Nas margens da escrita, a palavra sofre exultante, contrita, a imundice nostálgica da terra arqueológica revirada nos subterrâneos de um livro. Há um grito de dor na escrita. De longe ouve-se este pranto-estertor que vem de outra terra. País distante onde a régua do horizonte desalinha fronteiras. Distante, longínquo como a imaginação. Quase tudo na escrita pertence a este limiar intraduzível. Quase tudo na escrita comporta um não saber, ou melhor, um saber em constante extinção. Um saber não-sabido: criação.
Nas margens da escrita, a palavra sofre exultante, contrita, a imundice nostálgica da terra arqueológica revirada nos subterrâneos de um livro. Há um grito de dor na escrita. De longe ouve-se este pranto-estertor que vem de outra terra. País distante onde a régua do horizonte desalinha fronteiras. Distante, longínquo como a imaginação. Quase tudo na escrita pertence a este limiar intraduzível. Quase tudo na escrita comporta um não saber, ou melhor, um saber em constante extinção. Um saber não-sabido: criação.
Escrever é um ato contra a morte. Ou, como disse João Cabral de Melo Neto: "Escrever é estar no extremo de si mesmo". Mas este extremo também não é a vida em toda sua frágil potencialidade?
7 comentários:
Difícil este escontro com a criação, mas também é como entrar em um jardim secreto e belo sem volta. É entrar em contato com a "Insustentável leveza do ser". Ler se torna então como disse Affonso Romano de Santana :"Ler é tomar a palavra alheia, vesti-la, habitá-la por certo tempo."
Pois, então, à escrita e a leitura!
Um abraço
"O intraduzível da vida conduz-se através da escrita para além da morte". Adorei isso!
Nada melhor para retornar à escrita do que escrever sobre ela mesma, não é mesmo?
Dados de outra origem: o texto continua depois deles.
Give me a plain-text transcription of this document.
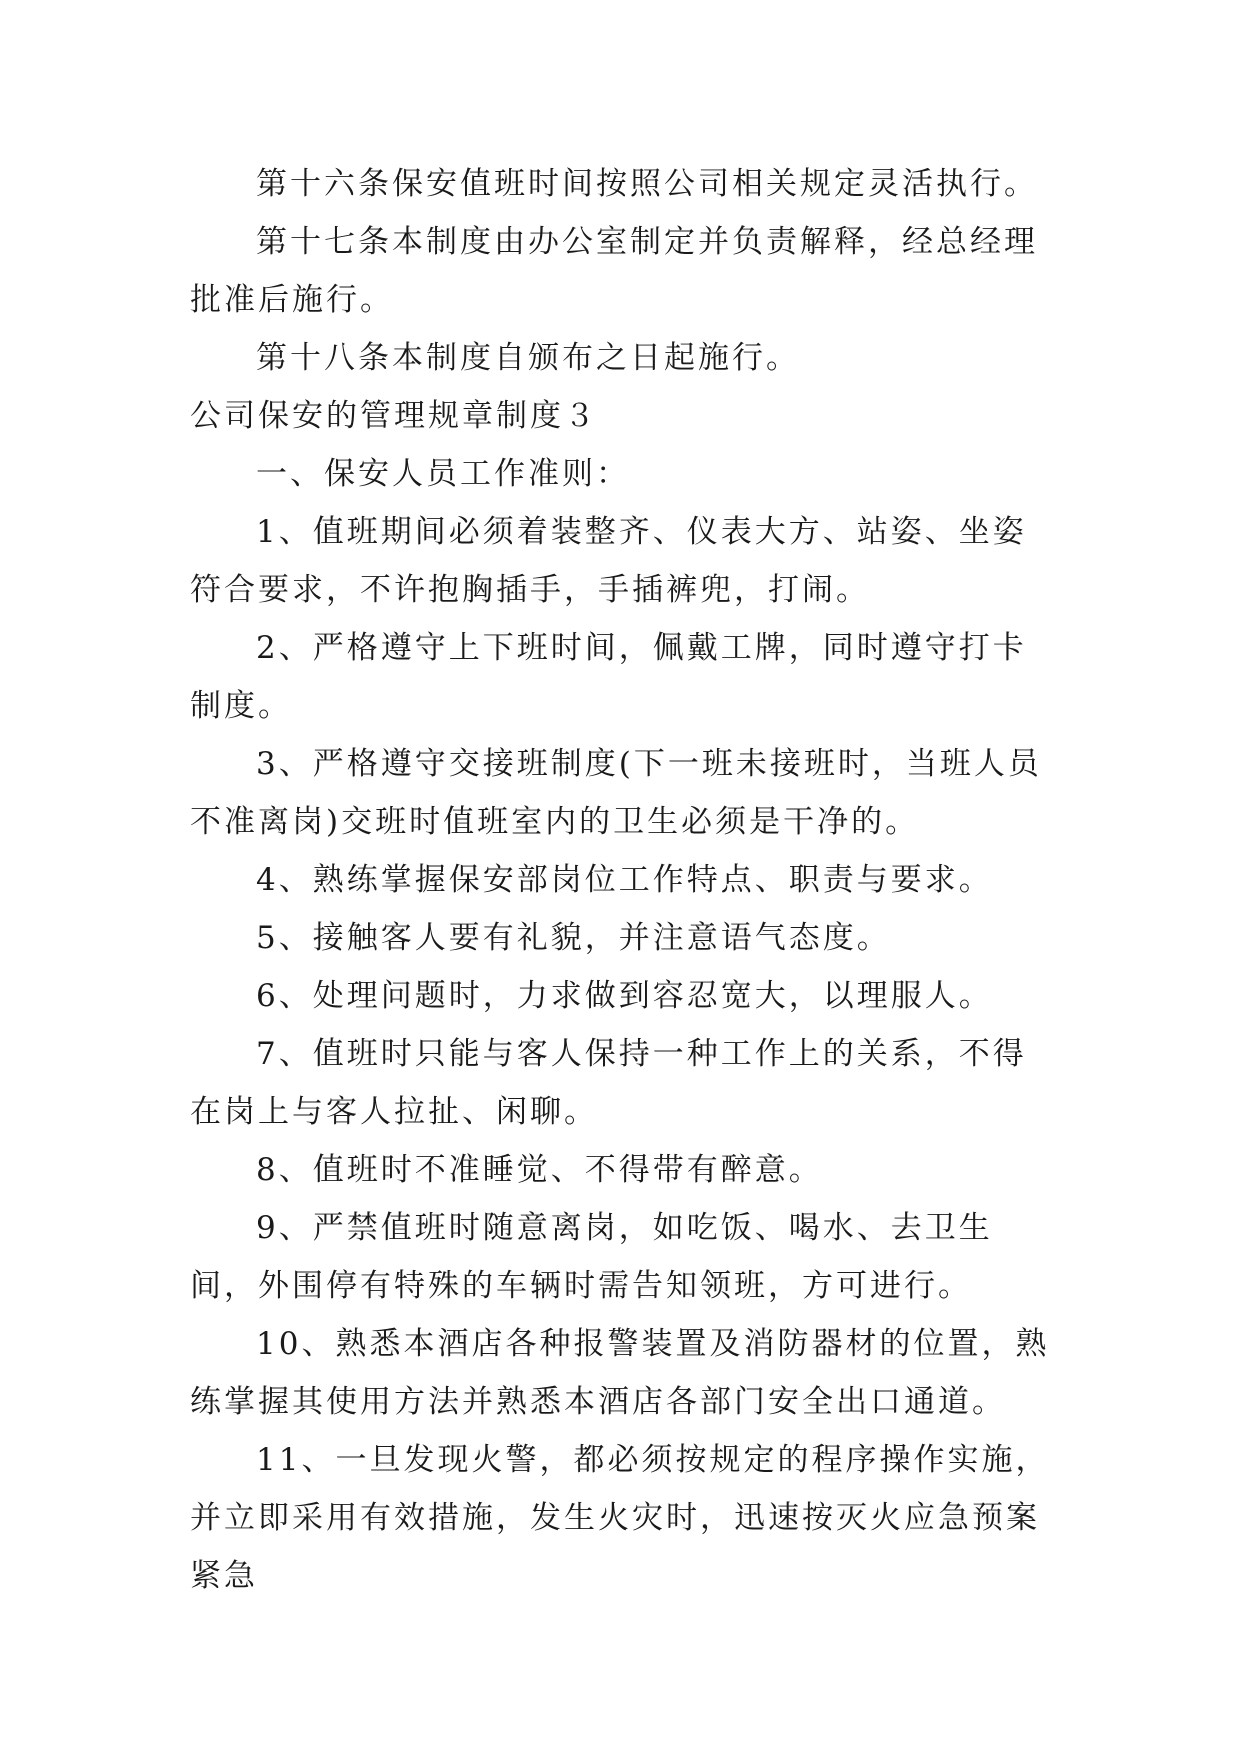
第十六条保安值班时间按照公司相关规定灵活执行。

第十七条本制度由办公室制定并负责解释，经总经理批准后施行。

第十八条本制度自颁布之日起施行。

公司保安的管理规章制度３

一、保安人员工作准则：

1、值班期间必须着装整齐、仪表大方、站姿、坐姿符合要求，不许抱胸插手，手插裤兜，打闹。

2、严格遵守上下班时间，佩戴工牌，同时遵守打卡制度。

3、严格遵守交接班制度(下一班未接班时，当班人员不准离岗)交班时值班室内的卫生必须是干净的。

4、熟练掌握保安部岗位工作特点、职责与要求。

5、接触客人要有礼貌，并注意语气态度。

6、处理问题时，力求做到容忍宽大，以理服人。

7、值班时只能与客人保持一种工作上的关系，不得在岗上与客人拉扯、闲聊。

8、值班时不准睡觉、不得带有醉意。

9、严禁值班时随意离岗，如吃饭、喝水、去卫生间，外围停有特殊的车辆时需告知领班，方可进行。

10、熟悉本酒店各种报警装置及消防器材的位置，熟练掌握其使用方法并熟悉本酒店各部门安全出口通道。

11、一旦发现火警，都必须按规定的程序操作实施，并立即采用有效措施，发生火灾时，迅速按灭火应急预案紧急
Nunca deixe de traduzir suas emoções, sentimentos, sofrimentos em palavras, senão nós, representantes do Outro, é que ficaremos no abismo, ávidos pela manifestação de suas reticências...
Concordo com a amiga aí de cima.
Também senti sua falta.
Adoro te ler.
Carlos Eduardo
Escrever é deixar as minhocas sair aos poucos da toca e deixá-las livres... Escrever é liberdade. É voar sem asas. É conhecer-se, o que as vezes pode ser assustador... Enfim, escrever é uma delícia!
Bjos
Anne
A escrita em toda a sua fragilidade e potencialidade, corda bamba de emoções, sensações, desejos e abismos sem redes de proteção. beijos.
Ufa... Que texto! Um turbilhão de sentimentos e imagens!
Quando escrevo não controlo minhas emoções, não controlo nada. Descontrolo-me inteiramente. E se o assunto não puder ser escrito, se ainda estiver verde e não puder ser colhido, choro. Porque sei que ainda vou ter de esperar e suportar aqui dentro aquilo me castigando até que encontre palavras para sair.
Um abraço,
Michelle
Amei o texto. É muito verdadeiro.Fiz um curso de grafologia, onde aprendi que o simples fato de desenhar a letra no papel já é uma catarse.O texto é o complemento. Alguém me falou de um livro muito interessante: La Guérison par l'Ecriture.Eu o encomendei e estou lendo.Muito interessante.